Moved: Yoland Wadsworth
Seconded:


UNION OF AUSTRALIAN WOMEN
VICTORIAN SECTION
ORGANISING COMMITTEE

Extract from Minutes

MONDAY 11 May 2009 at 10.30 a.m.
2nd floor meeting room Ross House

1. Introduction

1.1 Welcome: President welcomed those present.

1.2 Present: Anne Sgro’, Vera Hunt, Carol Stals, Jenny Stewart, Fran Mackieson, Gwen Goedecke, Allie Dawe, Kathy Byrne, Evelyn Meindertsma, Carmen Green and Mary Hall.(---)

1.3 Apologies: (---)

1.4 Catie Kyne: Organising Committee members had been shocked and saddened by the sudden death of Catie – a member of the UAW Organising Committee, a long term activist on social justice and women’s issues and the UAW’s expert on climate change.
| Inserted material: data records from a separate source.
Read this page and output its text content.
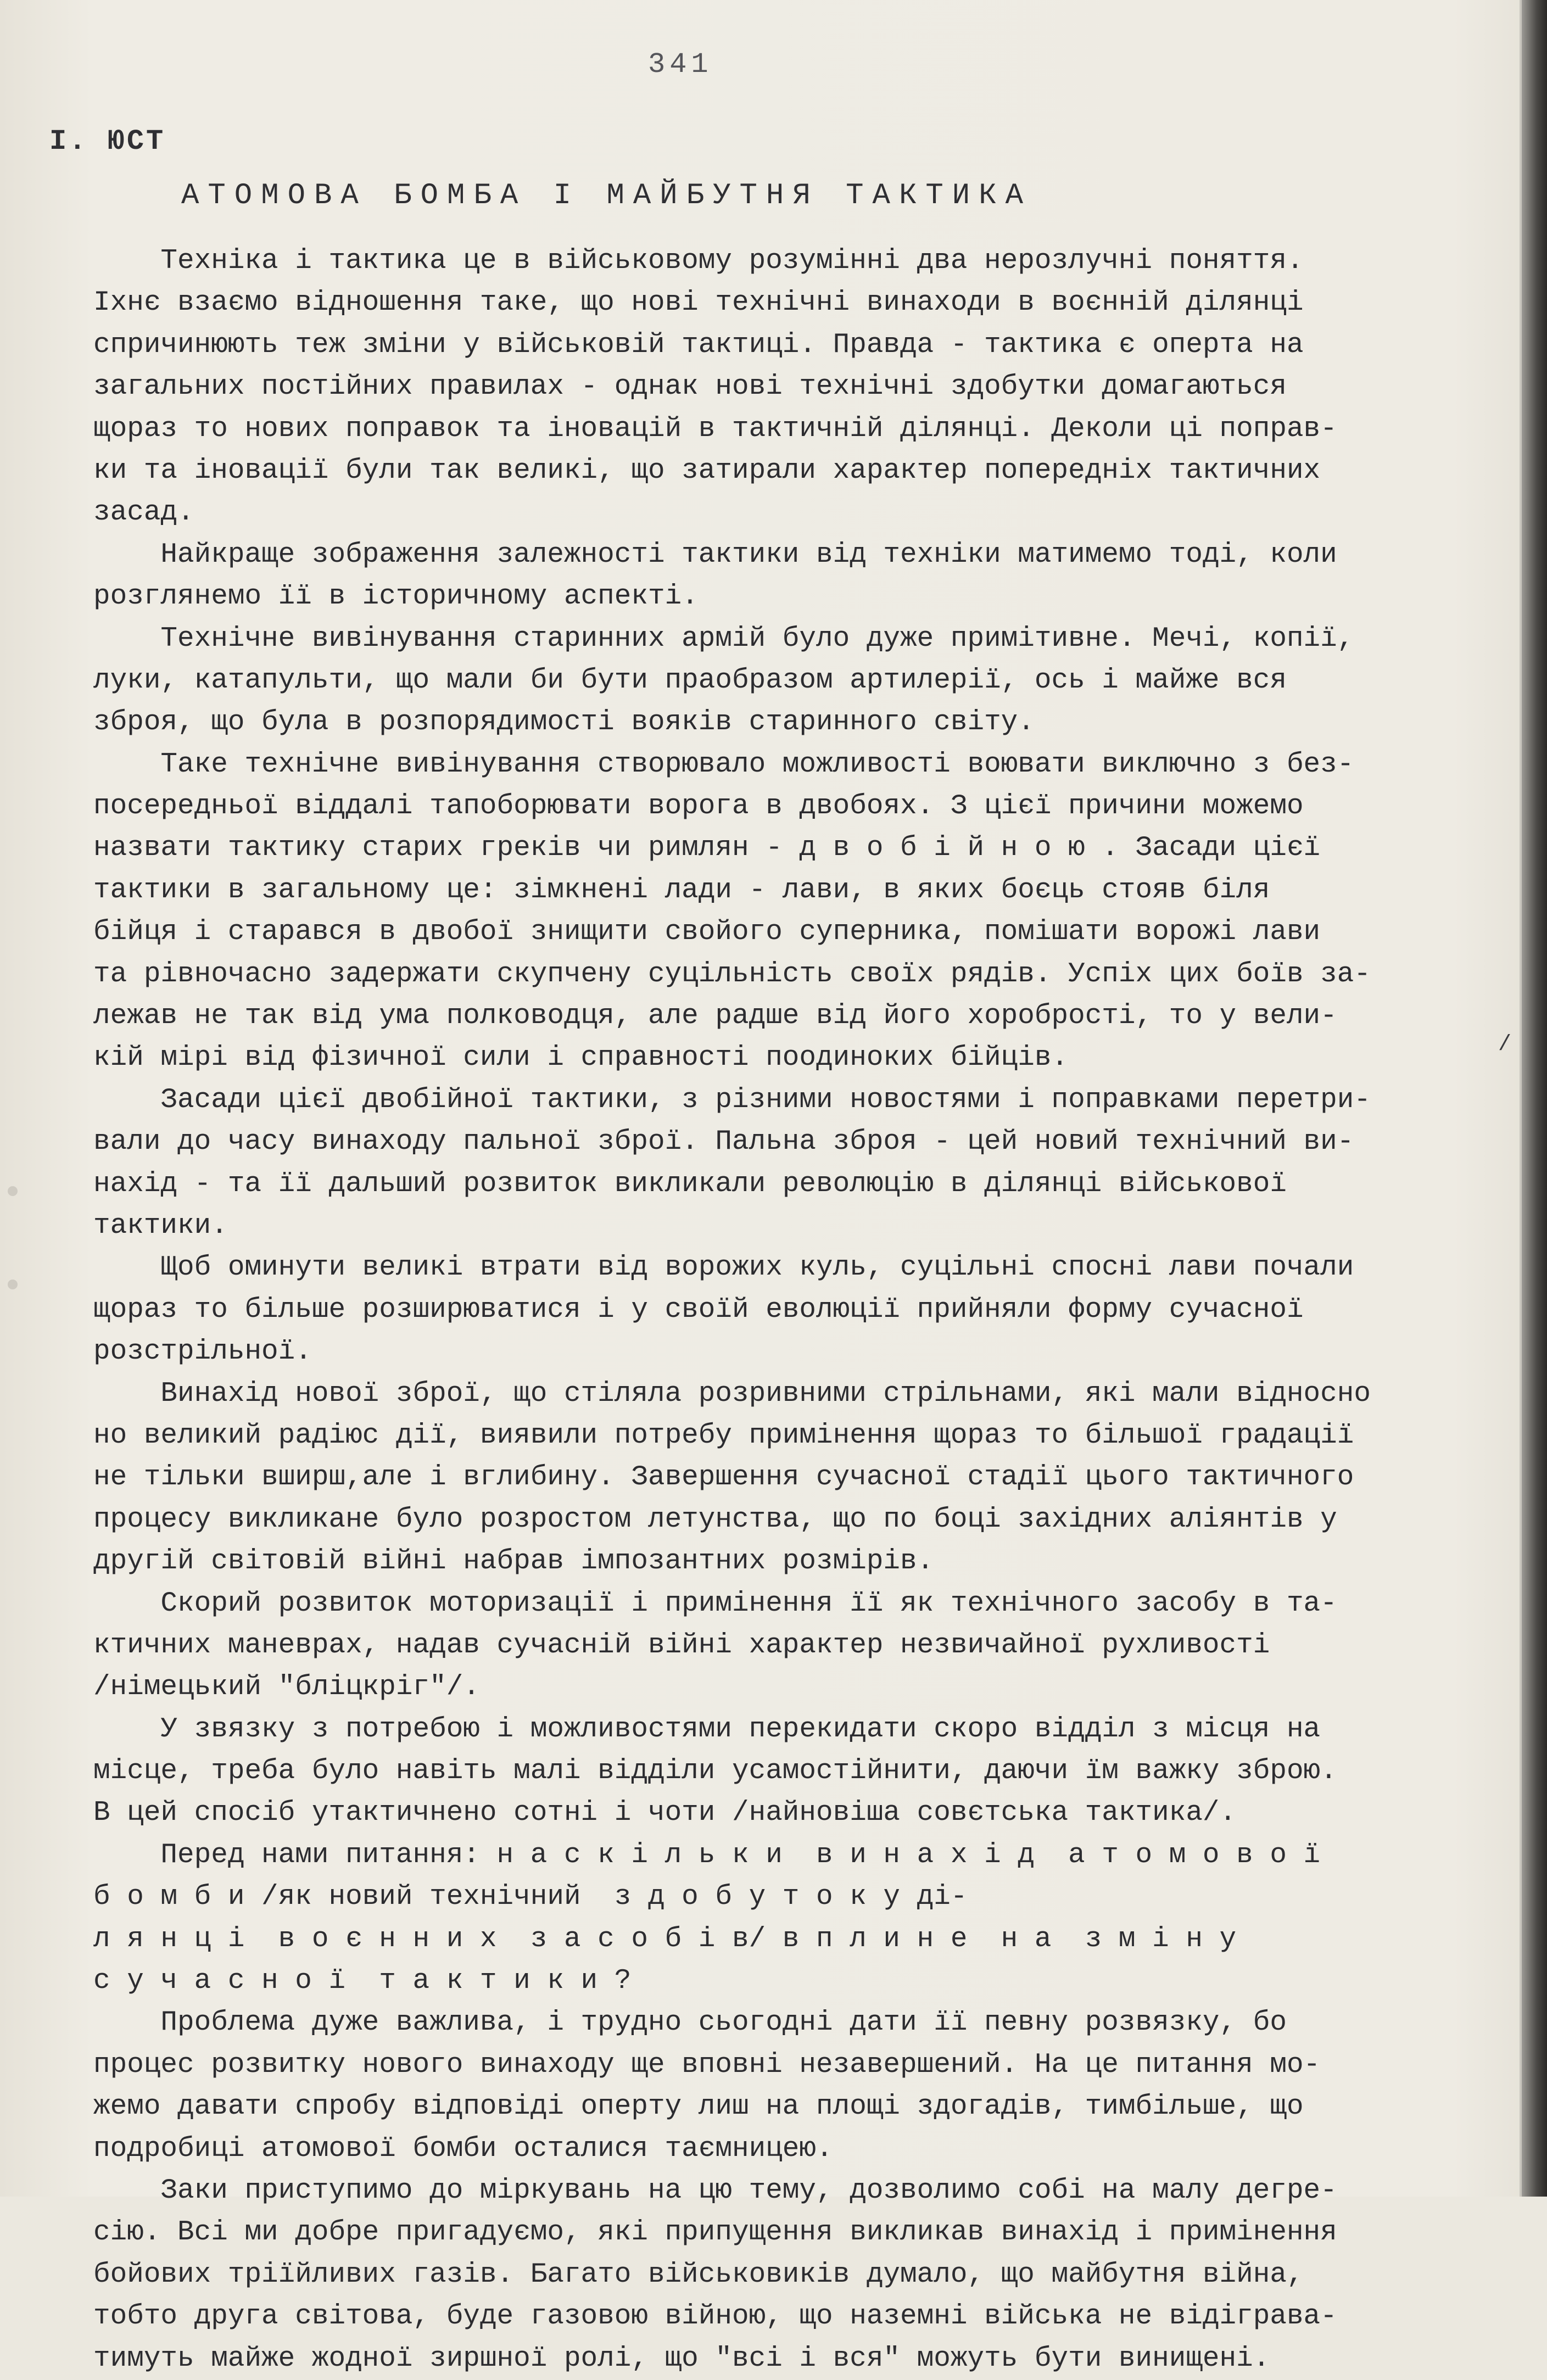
341
I. ЮСТ
АТОМОВА БОМБА І МАЙБУТНЯ ТАКТИКА
Техніка і тактика це в військовому розумінні два нерозлучні поняття.
Іхнє взаємо відношення таке, що нові технічні винаходи в воєнній ділянці
спричинюють теж зміни у військовій тактиці. Правда - тактика є оперта на
загальних постійних правилах - однак нові технічні здобутки домагаються
щораз то нових поправок та іновацій в тактичній ділянці. Деколи ці поправ-
ки та іновації були так великі, що затирали характер попередніх тактичних
засад.
Найкраще зображення залежності тактики від техніки матимемо тоді, коли
розглянемо її в історичному аспекті.
Технічне вивінування старинних армій було дуже примітивне. Мечі, копії,
луки, катапульти, що мали би бути праобразом артилерії, ось і майже вся
зброя, що була в розпорядимості вояків старинного світу.
Таке технічне вивінування створювало можливості воювати виключно з без-
посередньої віддалі тапоборювати ворога в двобоях. З цієї причини можемо
назвати тактику старих греків чи римлян - д в о б і й н о ю . Засади цієї
тактики в загальному це: зімкнені лади - лави, в яких боєць стояв біля
бійця і старався в двобої знищити свойого суперника, помішати ворожі лави
та рівночасно задержати скупчену суцільність своїх рядів. Успіх цих боїв за-
лежав не так від ума полководця, але радше від його хоробрості, то у вели-
кій мірі від фізичної сили і справності поодиноких бійців.
Засади цієї двобійної тактики, з різними новостями і поправками перетри-
вали до часу винаходу пальної зброї. Пальна зброя - цей новий технічний ви-
нахід - та її дальший розвиток викликали революцію в ділянці військової
тактики.
Щоб оминути великі втрати від ворожих куль, суцільні спосні лави почали
щораз то більше розширюватися і у своїй еволюції прийняли форму сучасної
розстрільної.
Винахід нової зброї, що стіляла розривними стрільнами, які мали відносно
но великий радіюс дії, виявили потребу примінення щораз то більшої градації
не тільки вширш,але і вглибину. Завершення сучасної стадії цього тактичного
процесу викликане було розростом летунства, що по боці західних аліянтів у
другій світовій війні набрав імпозантних розмірів.
Скорий розвиток моторизації і примінення її як технічного засобу в та-
ктичних маневрах, надав сучасній війні характер незвичайної рухливості
/німецький "бліцкріг"/.
У звязку з потребою і можливостями перекидати скоро відділ з місця на
місце, треба було навіть малі відділи усамостійнити, даючи їм важку зброю.
В цей спосіб утактичнено сотні і чоти /найновіша совєтська тактика/.
Перед нами питання: н а с к і л ь к и  в и н а х і д  а т о м о в о ї
б о м б и /як новий технічний  з д о б у т о к у ді-
л я н ц і  в о є н н и х  з а с о б і в/ в п л и н е  н а  з м і н у
с у ч а с н о ї  т а к т и к и ?
Проблема дуже важлива, і трудно сьогодні дати її певну розвязку, бо
процес розвитку нового винаходу ще вповні незавершений. На це питання мо-
жемо давати спробу відповіді оперту лиш на площі здогадів, тимбільше, що
подробиці атомової бомби осталися таємницею.
Заки приступимо до міркувань на цю тему, дозволимо собі на малу дегре-
сію. Всі ми добре пригадуємо, які припущення викликав винахід і примінення
бойових тріїйливих газів. Багато військовиків думало, що майбутня війна,
тобто друга світова, буде газовою війною, що наземні війська не відіграва-
тимуть майже жодної зиршної ролі, що "всі і вся" можуть бути винищені.
/
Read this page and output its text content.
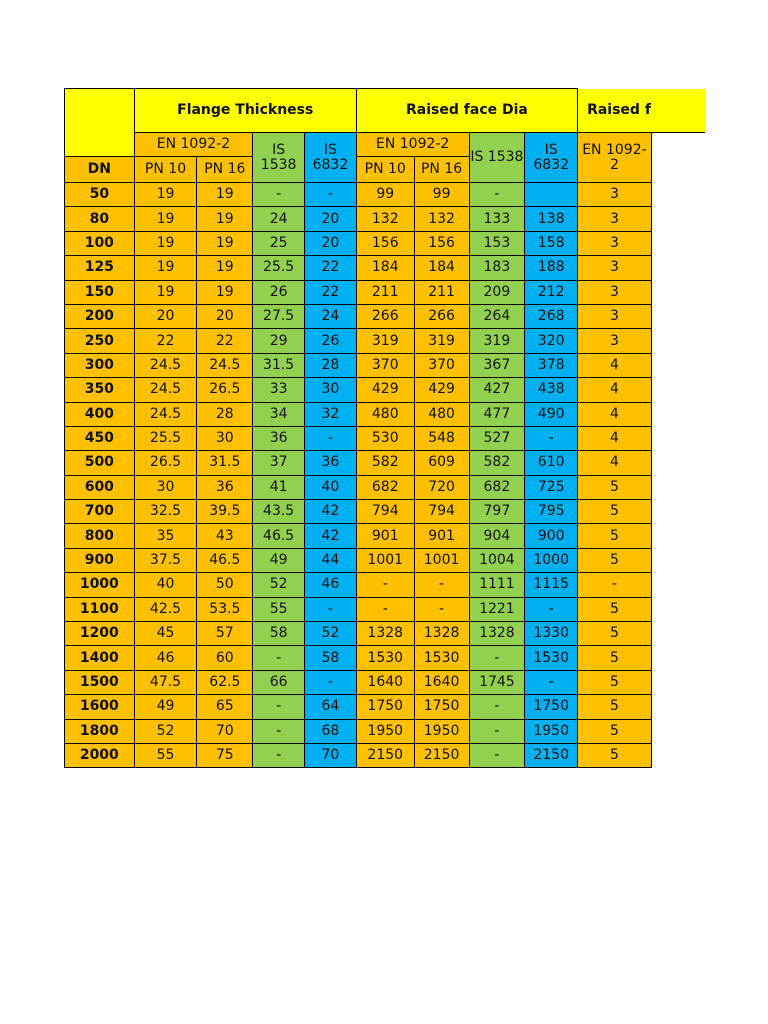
	Flange Thickness				Raised face Dia				Raised f	
	EN 1092-2		IS 1538	IS 6832	EN 1092-2		IS 1538	IS 6832	EN 1092-2	
DN	PN 10	PN 16			PN 10	PN 16				
50	19	19	-	-	99	99	-		3	
80	19	19	24	20	132	132	133	138	3	
100	19	19	25	20	156	156	153	158	3	
125	19	19	25.5	22	184	184	183	188	3	
150	19	19	26	22	211	211	209	212	3	
200	20	20	27.5	24	266	266	264	268	3	
250	22	22	29	26	319	319	319	320	3	
300	24.5	24.5	31.5	28	370	370	367	378	4	
350	24.5	26.5	33	30	429	429	427	438	4	
400	24.5	28	34	32	480	480	477	490	4	
450	25.5	30	36	-	530	548	527	-	4	
500	26.5	31.5	37	36	582	609	582	610	4	
600	30	36	41	40	682	720	682	725	5	
700	32.5	39.5	43.5	42	794	794	797	795	5	
800	35	43	46.5	42	901	901	904	900	5	
900	37.5	46.5	49	44	1001	1001	1004	1000	5	
1000	40	50	52	46	-	-	1111	1115	-	
1100	42.5	53.5	55	-	-	-	1221	-	5	
1200	45	57	58	52	1328	1328	1328	1330	5	
1400	46	60	-	58	1530	1530	-	1530	5	
1500	47.5	62.5	66	-	1640	1640	1745	-	5	
1600	49	65	-	64	1750	1750	-	1750	5	
1800	52	70	-	68	1950	1950	-	1950	5	
2000	55	75	-	70	2150	2150	-	2150	5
Over 20 UAW members were among the hundreds who attended Catie’s funeral service at the Fairfield Amphitheatre. The service had been carried out in accordance with Catie’s wishes and was a wonderful tribute to a unique woman whose life was an inspiration to many people involved in social activism.

Decided:

  • to put an article in the next newsletter on Catie’s life

  • to forward a donation of $50 to Yoland Wadsworth as the UAW’s contribution towards the tribute placed in the AGE on Monday 4 May.

  • also to hold a forum later this year in honour of Caty (the topic to be transitional towns with a panel of 3 speakers).